Minuman khas Indonesia ini telah menjadi kebanggaan tersendiri seperti halnya
dengan Ayurveda dari India dan Zhongyi dari Cina. Sejak saat itu, perempuan
lebih berperan dalam memproduksi jamu, sedangkan pria berperan mencari tumbuhan
herbal alami. Fakta itu diperkuat dengan adanya temuan artefak Cobek dan Ulekan
–alat tumbuk untuk membuat jamu. Artefak itu bisa dilihat di situs arkeologi
Liyangan yang berlokasi di lereng Gunung Sindoro, Jawa Tengah.
Selain
artefak Cobek dan Ulekan, ditemukan juga bukti-bukti lain seperti alat-alat
membuat jamu yang banyak ditemukan di Yogyakarta dan Surakarta, tepatnya di
Candi Borobudur pada relief Karmawipangga, Candi Prambanan, Candi Brambang, dan
beberapa lokasi lainnya.

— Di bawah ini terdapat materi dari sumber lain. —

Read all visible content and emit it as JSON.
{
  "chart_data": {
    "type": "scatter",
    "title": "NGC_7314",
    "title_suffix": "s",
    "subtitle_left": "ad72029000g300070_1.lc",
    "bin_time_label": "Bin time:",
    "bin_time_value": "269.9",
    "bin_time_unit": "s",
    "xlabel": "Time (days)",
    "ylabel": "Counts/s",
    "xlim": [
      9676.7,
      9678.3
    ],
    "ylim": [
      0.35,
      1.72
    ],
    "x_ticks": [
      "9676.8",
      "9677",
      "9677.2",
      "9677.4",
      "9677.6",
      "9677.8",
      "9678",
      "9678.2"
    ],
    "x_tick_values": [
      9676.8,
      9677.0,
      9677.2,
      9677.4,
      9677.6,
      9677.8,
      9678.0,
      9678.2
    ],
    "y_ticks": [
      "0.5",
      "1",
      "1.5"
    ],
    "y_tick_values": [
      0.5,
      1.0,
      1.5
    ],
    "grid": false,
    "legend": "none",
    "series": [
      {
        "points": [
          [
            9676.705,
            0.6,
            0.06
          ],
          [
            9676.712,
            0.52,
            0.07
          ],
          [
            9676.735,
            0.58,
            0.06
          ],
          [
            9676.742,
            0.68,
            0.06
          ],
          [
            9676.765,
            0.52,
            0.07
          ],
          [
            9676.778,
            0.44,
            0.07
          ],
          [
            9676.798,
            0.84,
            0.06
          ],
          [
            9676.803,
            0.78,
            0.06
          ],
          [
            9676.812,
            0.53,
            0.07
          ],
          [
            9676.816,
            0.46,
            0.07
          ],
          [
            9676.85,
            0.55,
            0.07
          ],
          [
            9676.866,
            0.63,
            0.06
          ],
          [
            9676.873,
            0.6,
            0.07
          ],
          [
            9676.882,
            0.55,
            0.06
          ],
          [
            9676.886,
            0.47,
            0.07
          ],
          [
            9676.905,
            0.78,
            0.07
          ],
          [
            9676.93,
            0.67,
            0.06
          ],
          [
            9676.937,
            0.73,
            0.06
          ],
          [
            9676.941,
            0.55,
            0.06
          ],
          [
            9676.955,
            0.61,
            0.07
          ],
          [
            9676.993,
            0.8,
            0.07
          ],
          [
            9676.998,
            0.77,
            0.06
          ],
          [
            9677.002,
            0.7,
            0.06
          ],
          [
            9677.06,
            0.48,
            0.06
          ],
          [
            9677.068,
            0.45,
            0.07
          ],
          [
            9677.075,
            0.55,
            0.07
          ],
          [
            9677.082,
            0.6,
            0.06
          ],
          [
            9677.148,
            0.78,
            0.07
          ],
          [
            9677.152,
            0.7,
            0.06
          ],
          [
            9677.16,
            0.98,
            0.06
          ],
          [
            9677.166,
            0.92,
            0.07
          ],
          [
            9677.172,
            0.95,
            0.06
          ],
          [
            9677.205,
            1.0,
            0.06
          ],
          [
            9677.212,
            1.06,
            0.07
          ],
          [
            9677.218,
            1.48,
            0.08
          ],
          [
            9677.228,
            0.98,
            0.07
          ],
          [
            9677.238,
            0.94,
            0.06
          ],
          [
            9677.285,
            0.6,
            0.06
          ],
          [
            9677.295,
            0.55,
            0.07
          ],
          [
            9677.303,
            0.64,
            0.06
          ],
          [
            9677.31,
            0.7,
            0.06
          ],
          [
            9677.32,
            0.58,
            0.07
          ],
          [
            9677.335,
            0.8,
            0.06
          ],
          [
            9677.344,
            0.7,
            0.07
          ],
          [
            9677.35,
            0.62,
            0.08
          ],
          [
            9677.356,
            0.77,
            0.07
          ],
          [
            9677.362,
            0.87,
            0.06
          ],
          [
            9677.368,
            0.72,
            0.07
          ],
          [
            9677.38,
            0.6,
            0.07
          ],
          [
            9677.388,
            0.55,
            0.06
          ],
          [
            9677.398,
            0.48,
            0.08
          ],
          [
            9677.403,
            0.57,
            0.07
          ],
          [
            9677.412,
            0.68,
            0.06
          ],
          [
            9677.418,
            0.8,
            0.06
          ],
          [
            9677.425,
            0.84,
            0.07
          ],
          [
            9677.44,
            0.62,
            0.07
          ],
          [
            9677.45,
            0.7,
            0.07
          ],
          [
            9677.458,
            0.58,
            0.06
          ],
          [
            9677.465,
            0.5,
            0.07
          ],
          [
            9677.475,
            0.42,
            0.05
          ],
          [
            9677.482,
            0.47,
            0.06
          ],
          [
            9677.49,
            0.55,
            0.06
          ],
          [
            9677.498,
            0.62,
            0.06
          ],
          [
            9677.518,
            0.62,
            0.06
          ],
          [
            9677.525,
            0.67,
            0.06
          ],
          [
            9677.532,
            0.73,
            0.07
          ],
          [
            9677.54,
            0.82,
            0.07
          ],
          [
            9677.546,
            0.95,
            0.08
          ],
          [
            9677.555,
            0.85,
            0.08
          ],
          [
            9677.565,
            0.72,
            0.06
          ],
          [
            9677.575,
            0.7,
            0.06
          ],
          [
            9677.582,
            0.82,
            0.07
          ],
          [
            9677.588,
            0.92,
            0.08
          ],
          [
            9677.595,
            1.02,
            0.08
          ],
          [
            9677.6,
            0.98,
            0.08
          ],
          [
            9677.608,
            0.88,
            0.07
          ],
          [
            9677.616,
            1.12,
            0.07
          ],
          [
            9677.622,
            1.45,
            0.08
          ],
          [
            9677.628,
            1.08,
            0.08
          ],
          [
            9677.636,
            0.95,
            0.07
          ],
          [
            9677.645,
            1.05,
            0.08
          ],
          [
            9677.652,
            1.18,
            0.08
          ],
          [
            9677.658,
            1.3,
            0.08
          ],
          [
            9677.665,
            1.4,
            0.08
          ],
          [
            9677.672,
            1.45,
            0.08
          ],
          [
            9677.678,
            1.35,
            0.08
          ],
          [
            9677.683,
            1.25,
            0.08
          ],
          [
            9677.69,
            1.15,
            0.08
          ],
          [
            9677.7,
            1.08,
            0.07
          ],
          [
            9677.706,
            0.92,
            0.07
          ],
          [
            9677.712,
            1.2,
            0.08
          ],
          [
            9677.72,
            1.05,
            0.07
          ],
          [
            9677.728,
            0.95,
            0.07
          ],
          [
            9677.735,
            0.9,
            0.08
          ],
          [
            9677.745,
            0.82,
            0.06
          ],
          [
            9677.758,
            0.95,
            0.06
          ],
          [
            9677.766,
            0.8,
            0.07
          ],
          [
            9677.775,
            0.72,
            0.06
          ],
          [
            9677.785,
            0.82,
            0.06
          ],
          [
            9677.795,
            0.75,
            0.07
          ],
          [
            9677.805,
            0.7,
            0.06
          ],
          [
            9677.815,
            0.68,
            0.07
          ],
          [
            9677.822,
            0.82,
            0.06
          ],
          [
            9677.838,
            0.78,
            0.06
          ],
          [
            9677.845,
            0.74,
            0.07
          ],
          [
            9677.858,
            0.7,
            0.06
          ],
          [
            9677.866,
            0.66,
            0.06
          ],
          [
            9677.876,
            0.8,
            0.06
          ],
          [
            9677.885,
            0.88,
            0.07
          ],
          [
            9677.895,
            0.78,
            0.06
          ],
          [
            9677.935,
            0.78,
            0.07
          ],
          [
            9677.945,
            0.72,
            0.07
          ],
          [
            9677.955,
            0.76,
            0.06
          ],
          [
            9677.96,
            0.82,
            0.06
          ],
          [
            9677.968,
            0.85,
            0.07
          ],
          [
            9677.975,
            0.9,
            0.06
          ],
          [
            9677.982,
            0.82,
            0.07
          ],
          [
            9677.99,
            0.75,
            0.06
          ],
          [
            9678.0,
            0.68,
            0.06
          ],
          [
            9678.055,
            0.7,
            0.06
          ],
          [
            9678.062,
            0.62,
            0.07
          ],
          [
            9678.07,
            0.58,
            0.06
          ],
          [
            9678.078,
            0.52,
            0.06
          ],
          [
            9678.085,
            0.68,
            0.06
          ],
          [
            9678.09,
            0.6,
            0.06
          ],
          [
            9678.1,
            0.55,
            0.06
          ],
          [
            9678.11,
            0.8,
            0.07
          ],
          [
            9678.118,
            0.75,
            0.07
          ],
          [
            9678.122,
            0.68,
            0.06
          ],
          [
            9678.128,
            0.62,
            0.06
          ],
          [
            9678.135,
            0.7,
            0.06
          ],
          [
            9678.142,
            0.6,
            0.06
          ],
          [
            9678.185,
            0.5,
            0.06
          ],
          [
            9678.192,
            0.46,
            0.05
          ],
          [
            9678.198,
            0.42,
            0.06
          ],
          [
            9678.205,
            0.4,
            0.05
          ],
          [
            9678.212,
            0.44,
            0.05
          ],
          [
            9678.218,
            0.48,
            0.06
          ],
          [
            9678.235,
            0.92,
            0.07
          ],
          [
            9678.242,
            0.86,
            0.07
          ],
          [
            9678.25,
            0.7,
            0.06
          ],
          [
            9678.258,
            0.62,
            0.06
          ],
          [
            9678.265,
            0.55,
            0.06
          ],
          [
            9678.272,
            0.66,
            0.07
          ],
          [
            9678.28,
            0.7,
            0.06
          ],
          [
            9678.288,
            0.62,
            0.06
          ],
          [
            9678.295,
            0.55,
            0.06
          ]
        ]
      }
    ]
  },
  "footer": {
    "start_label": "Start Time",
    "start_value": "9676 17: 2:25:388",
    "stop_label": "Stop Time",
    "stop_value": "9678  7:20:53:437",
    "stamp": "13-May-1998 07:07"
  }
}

Konon, di zaman dulu, rahasia kesehatan dan kesaktian
para pendekar dan petinggi-petinggi kerajaan berasal dari latihan dan bantuan
dari ramuan herbal.
Seiring
perkembangannya, tradisi minum Jamu sempat mengalami penurunan. Tepatnya saat
pertama kali ilmu modern masuk ke Indonesia. Saat itu kampanye obat-obatan
bersertifikat sukses mengubah pola pikir masyarakat Indonesia sehingga minat
terhadap Jamu menurun. Selain soal standar atau sertifikat, khasiat dari Jamu
pun turut dipertanyakan.
Pada
masa penjajahan Jepang, sekitar tahun 1940-an, tradisi minum Jamu kembali
populer karena telah dibentuknya komite Jamu Indonesia. Dengan begitu,
kepercayaan khasiat terhadap Jamu kembali meningkat. Berjalannya waktu,
penjualan Jamu pun menyesuaikan dengan teknologi, diantaranya telah banyak
dikemas dalam bentuk pil, tablet, atau juga bubuk instan yang mudah diseduh.
Saat itu berbenturan dengan menurunnya kondisi pertanian Indonesia yang mengakibatkan
beralihnya ke dunia industri termasuk industri Jamu
Tahun
1974 hingga 1990 banyak berdiri perusahaan Jamu dan semakin berkembang. Pada
era itu juga ramai diadakan pembinaan-pembinaan dan pemberian bantuan dari
Pemerintah agar pelaku industri Jamu dapat meningkatkan aktivitas produksinya.
Sejak
pertama kali masyarakat Indonesia menggunakan Jamu sebagai minuman kesehatan
hingga saat ini, pengolahan Jamu berdasarkan ilmu yang diajarkan secara
turun-menurun. Namun saat ini, tradisi pengajaran pembuatan Jamu telah jarang
dilakukan, sehingga penjualan Jamu gendong sudah jarang ditemukan. Sekarang
ini, semakin sedikit anak muda yang ingin belajar membuat Jamu. Sebagian besar
dari mereka berpikir untuk mendapatkan Jamu cukup dengan memanfaatkan Jamu yang
dijual sachet dan instan.
Perlu
diketahui, Jamu dipercaya berasal dari dua kata Jawa Kuno, Djampi yang bermakna
penyembuhan dan Oesodo yang bermakna kesehatan. Istilah Jamu diperkenalkan ke
publik lewat orang-orang yang dipercaya punya ilmu pengobatan tradisonal. Mesti
tak bersetifikat, khasiat Jamu telah teruji oleh waktu secara turun-temurun
digunakan sebagai obat tradisional. Sehingga hingga saat ini, minuman
berkhasiat khas Indonesia ini selalu terjaga keberlangsungannya. Warisan nenek
moyang yang tetap dijaga sampai kapan pun.